At McCormick place in Chicago, movement is a priority. The largest convention center in North America moves more than 3 million visitors a year through its 2.6 million square feet of exhibit space in four buildings. Along with those people come equipment and vehicles to support dozens of trade shows and meetings that traverse the center’s halls each year.
Ensuring that all this movement occurs safely is security’s job. Security at the convention center is responsible for the public areas of the center, while show management contracts for security on the show floor. To protect these public areas, McCormick has access control readers at eight key points, which are monitored by cameras. The center is converting all of its 600 cameras to IP models—currently 450 are IP and 150 are analog. The cameras feed into a control center located on site and are projected onto a video wall.
To keep people and equipment moving, a primary part of security’s mission is to review all of this surveillance video to investigate incidents. The main issues concern damage, according to Frank Solano, security systems engineer at SMG, a management company that oversees convention centers around the country. “There is some theft, but that’s rare, and a few injuries. But, in any case, you want the best information you can get,” says Solano.
Solano, who works full-time at McCormick Place on behalf of SMG, ensures high-quality information by dedicating an entire unit of mostly off-duty police officers to forensics and investigations. For each incident being investigated, it “takes hours and hours to go through days of footage,” says Solano, because most incidents investigated by the unit happened in the past and were sometimes reported days after the actual event.
Solano wanted to upgrade the convention center’s video software to make searching for incidents faster and easier, but he wasn’t immediately sold on using analytics to achieve this end. He had worked with analytics before and had “not had a great experience” with the software actually doing what manufacturers claimed. However, after a talk with integrator Johnson Controls, Solano agreed to watch demonstrations of new analytics technology.
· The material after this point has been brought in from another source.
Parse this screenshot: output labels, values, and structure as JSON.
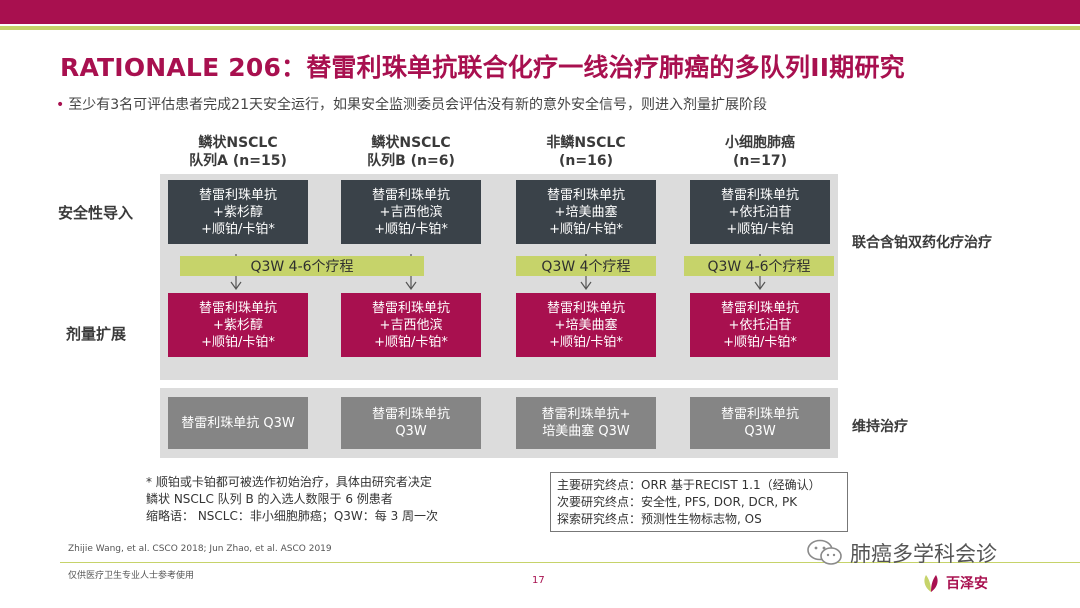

After reviewing several products, Solano chose the Video Synopsis software by BriefCam, headquartered in Modi’in, Israel. The software compresses hours of video to display all the events on one screen. With the camera footage compressed into one video stream, each individual mover—car, person, animal—is identified and time-stamped so that the user can see when that mover is present in the time stream. By clicking on any one mover, the user can stop the simultaneous video and view just that mover in its own time stream. The user can also isolate certain types of movers—such as vehicles of a certain size. Solano was most impressed by one feature: “With the software, the staff is efficient because it doesn’t take as long to go through video footage.